Stories that a culture tells itself reveal what it values, and nearly every culture throughout history has its own unique version of the Cinderella story. As a child, I was fascinated by the dress-making scene in the American version of this story, the ever-popular 1950 Disney animated film where mice and birds sew a dress for the rag-clad protagonist so that she might attend the ball and have a chance to marry the prince. This story version models an identity for women and girls where the beautiful and charming are always good, the less attractive are always bitter and envious, and where the right dress can magically change your identity, marital, and class status overnight.

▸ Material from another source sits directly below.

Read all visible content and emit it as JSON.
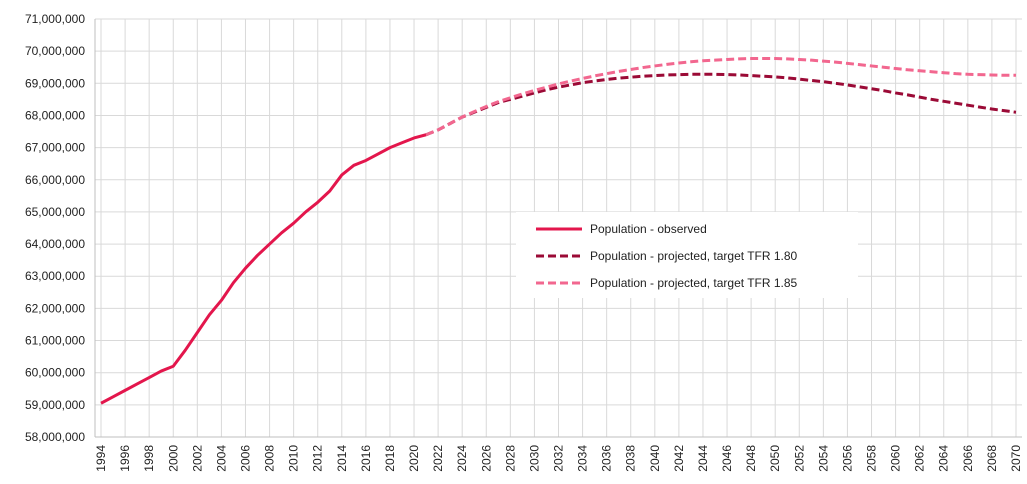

It seems our image-driven rags-to-riches consumer culture is obsessed with fitting women and girls into this model. It is impossible not to see the fantastical fairytale princess all around us in advertisements, shopping malls, and department store windows in her ever-improved-for-quick-consumption apparel. Moreover and of great fascination to me, her predecessors can be spotted in their luscious gowns throughout Western European art history emerging into our current trope from far-away Renaissance lands, informing women’s identities long before Walt Disney put in his uniquely American two cents.
As I continue my investigation into identity from the subject position of a woman, mother and artist living in Disney-legacy America, I feel compelled to examine and raise questions about the fairytale princess – a gendered identity constructed from historical and current sociocultural influences. She is a stereotype of long term ideals and values which not only affects young girls but is adhered to and propagated by women of all ages.